On Monday, the Opec+ group of oil producers ignored pleas from the US government to increase output more quickly than the group had already planned. Instead, it stuck with plans to release an additional 400,000 barrels a day on to the market in November, part of a gradual unwinding of last year’s historic supply cuts.

The Opec+ decision was a blow to the White House, which had asked for faster increases.

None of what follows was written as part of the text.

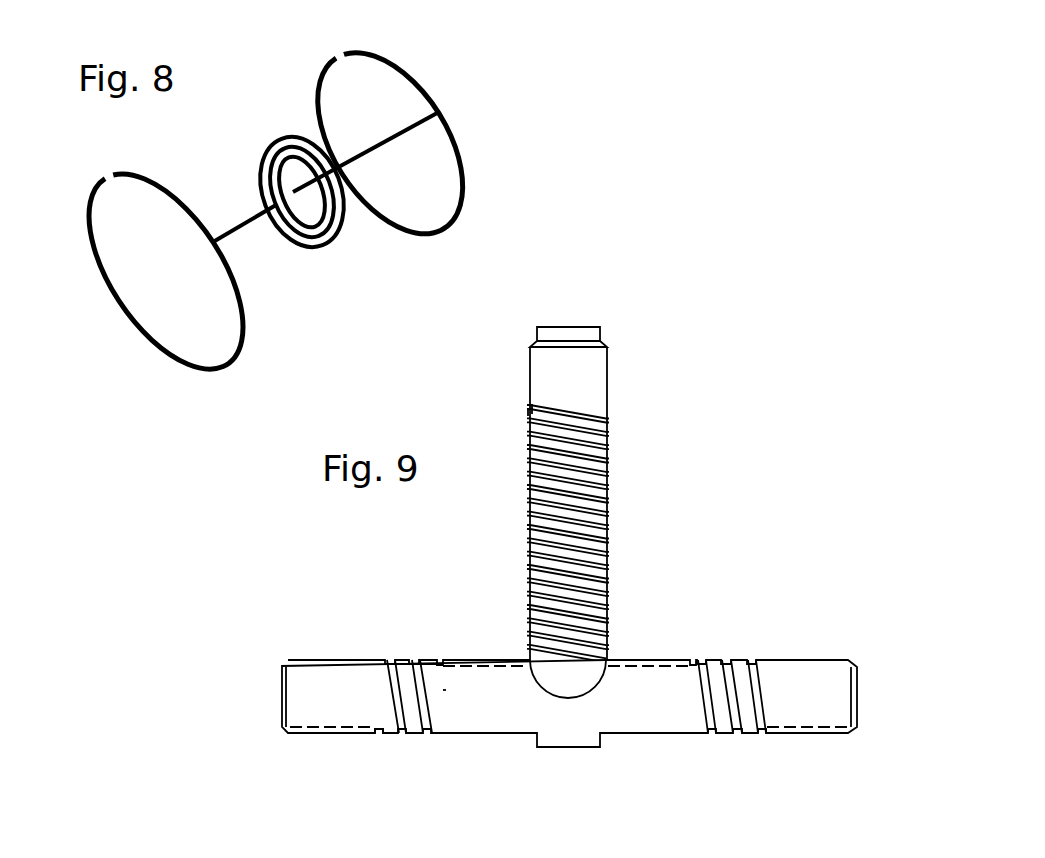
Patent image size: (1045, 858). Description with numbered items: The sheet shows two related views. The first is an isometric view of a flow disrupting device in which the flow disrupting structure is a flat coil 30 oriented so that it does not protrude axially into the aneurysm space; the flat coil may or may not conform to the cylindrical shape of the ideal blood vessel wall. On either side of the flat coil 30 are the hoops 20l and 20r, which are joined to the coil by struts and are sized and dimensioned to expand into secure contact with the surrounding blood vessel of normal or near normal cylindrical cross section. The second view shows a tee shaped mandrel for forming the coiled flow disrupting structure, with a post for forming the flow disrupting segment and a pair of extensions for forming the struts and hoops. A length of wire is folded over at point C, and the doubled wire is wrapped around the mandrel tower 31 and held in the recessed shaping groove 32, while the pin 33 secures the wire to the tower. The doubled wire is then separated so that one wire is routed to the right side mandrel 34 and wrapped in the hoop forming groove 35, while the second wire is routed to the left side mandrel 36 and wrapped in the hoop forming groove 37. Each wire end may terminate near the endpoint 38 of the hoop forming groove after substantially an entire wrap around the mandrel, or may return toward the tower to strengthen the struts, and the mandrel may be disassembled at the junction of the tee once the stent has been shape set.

Jake Sullivan, Biden’s national security adviser, raised the matter during a recent visit to Opec linchpin Saudi Arabia.

“SPR [releases] came on the table a nanosecond after Jake Sullivan was rebuffed in Riyadh and the administration realised shale producers wouldn’t be able to increase production quickly enough,” said Bob McNally, head of Rapidan Energy Group and a former adviser to the George W Bush White House.

Granholm said the US was disappointed and that “everybody was hoping that there would be additional supply made available so that prices would not be jacked up”.

She also said the US was doing “all it can” to address the tight natural gas supplies that have sent prices skywards in Europe and Asia, including looking into accusations of “manipulation of the market” by Russia.

In the UK, record-high gas prices rattled through bond markets this week, as traders weighed the economic damage to the British economy from the fuel-price spike.

In Asia, a bidding war with European buyers sent prices for cargoes of liquefied natural gas on the spot market to more than $50 per million British thermal units on Wednesday, an all-time high and dramatic reversal from record low prices in May of last year.